ValueError Traceback (most recent call last)
Input In [44], in()
1 df['collection'] = df['collection'].astype('string').str.strip()
----> 2 df['collection'] = [int(str(i).replace('万','0000')) for i in df['collection']]
3 df['text'] = [str(i)[3:] for i in df['text']]
4 df['comments'] = [0 if '评论' in str(i).strip() else int(i) for i in df['comments']]

Input In [44], in (.0)
1 df['collection'] = df['collection'].astype('string').str.strip()
----> 2 df['collection'] = [int(str(i).replace('万','0000')) for i in df['collection']]
3 df['text'] = [str(i)[3:] for i in df['text']]
4 df['comments'] = [0 if '评论' in str(i).strip() else int(i) for i in df['comments']]

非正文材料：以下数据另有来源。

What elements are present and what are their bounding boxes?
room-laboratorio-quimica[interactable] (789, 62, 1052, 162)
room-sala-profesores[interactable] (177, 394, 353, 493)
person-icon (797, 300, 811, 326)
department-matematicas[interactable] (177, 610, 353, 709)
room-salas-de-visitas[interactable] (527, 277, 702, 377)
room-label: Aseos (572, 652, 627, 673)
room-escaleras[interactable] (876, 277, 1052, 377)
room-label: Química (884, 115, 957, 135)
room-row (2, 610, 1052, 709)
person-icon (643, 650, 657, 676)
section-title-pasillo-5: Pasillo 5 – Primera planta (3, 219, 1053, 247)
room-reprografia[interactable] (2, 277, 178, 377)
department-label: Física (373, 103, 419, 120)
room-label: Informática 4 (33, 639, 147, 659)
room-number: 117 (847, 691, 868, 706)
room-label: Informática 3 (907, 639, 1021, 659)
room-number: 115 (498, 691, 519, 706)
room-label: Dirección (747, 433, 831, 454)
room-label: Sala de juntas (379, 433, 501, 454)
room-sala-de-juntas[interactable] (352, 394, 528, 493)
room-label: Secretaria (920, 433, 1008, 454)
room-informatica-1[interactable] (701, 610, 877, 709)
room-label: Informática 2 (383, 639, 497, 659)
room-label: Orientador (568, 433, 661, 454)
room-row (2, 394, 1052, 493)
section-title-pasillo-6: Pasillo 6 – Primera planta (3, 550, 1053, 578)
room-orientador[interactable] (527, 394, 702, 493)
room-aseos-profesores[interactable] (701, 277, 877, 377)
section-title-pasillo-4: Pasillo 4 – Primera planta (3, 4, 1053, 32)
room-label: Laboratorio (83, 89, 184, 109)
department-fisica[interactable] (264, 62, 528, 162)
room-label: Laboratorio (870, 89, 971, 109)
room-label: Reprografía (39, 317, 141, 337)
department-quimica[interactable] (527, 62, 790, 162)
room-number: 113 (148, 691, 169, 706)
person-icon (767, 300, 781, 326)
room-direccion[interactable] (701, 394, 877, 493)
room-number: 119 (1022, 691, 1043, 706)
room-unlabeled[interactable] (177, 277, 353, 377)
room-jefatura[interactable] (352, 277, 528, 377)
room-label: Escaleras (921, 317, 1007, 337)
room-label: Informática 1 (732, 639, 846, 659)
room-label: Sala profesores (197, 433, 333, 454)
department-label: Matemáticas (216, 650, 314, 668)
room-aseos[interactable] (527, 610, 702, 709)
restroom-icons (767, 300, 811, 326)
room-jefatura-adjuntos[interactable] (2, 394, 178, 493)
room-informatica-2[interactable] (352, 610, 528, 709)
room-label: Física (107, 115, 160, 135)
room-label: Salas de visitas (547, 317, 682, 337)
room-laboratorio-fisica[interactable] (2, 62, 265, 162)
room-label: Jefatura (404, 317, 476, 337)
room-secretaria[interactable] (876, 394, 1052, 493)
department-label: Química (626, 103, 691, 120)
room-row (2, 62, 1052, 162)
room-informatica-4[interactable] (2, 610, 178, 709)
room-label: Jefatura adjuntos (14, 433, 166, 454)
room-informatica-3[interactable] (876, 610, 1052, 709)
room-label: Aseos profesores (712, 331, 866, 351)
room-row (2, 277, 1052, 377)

ValueError: invalid literal for int() with base 10: '收藏'

小魔女参考了bing和GPT部分内容调写:
Python数据处理与清洗是一种常用的数据分析方法，它可以帮助我们更好地理解和分析数据。它可以将原始数据转换为可用的数据，并且可以将数据清洗成更容易分析的格式。

Python数据处理与清洗的一些常用技术包括：

数据类型转换：将数据类型从字符串转换为数值类型，或者将数值类型转换为字符串类型，可以使用astype()函数。例如：
```
df['collection'] = df['collection'].astype(str).str.strip('0')
```
数据格式化：将数据格式化为更容易分析的格式，可以使用replace()函数。例如：
```
df['collection'] = [int(str(i).replace('万', '0000')) for i in df['collection']]
```
数据清洗：将数据清洗为更容易分析的格式，可以使用str()和strip()函数。例如：
```
df['text'] = [str(i)[3] for i in df['text']]
df['comments'] = [0 if '评论' in str(i).strip() else int(i) for i in df['comments']]
```
回答不易，记得采纳呀。

这个错误是由于有些df['collection']列中的值只包含字符串"收藏"，无法转换成整数。您可以通过在列表推导式中添加条件语句来避免这个问题，例如：

df['collection'] = [int(str(i).replace('万','0000')) if isinstance(i, str) and '万' in i else i for i in df['collection']]

这个代码块将仅对包含"万"的字符串值进行转换，对于仅包含"收藏"字符串值的行，将保留原始值。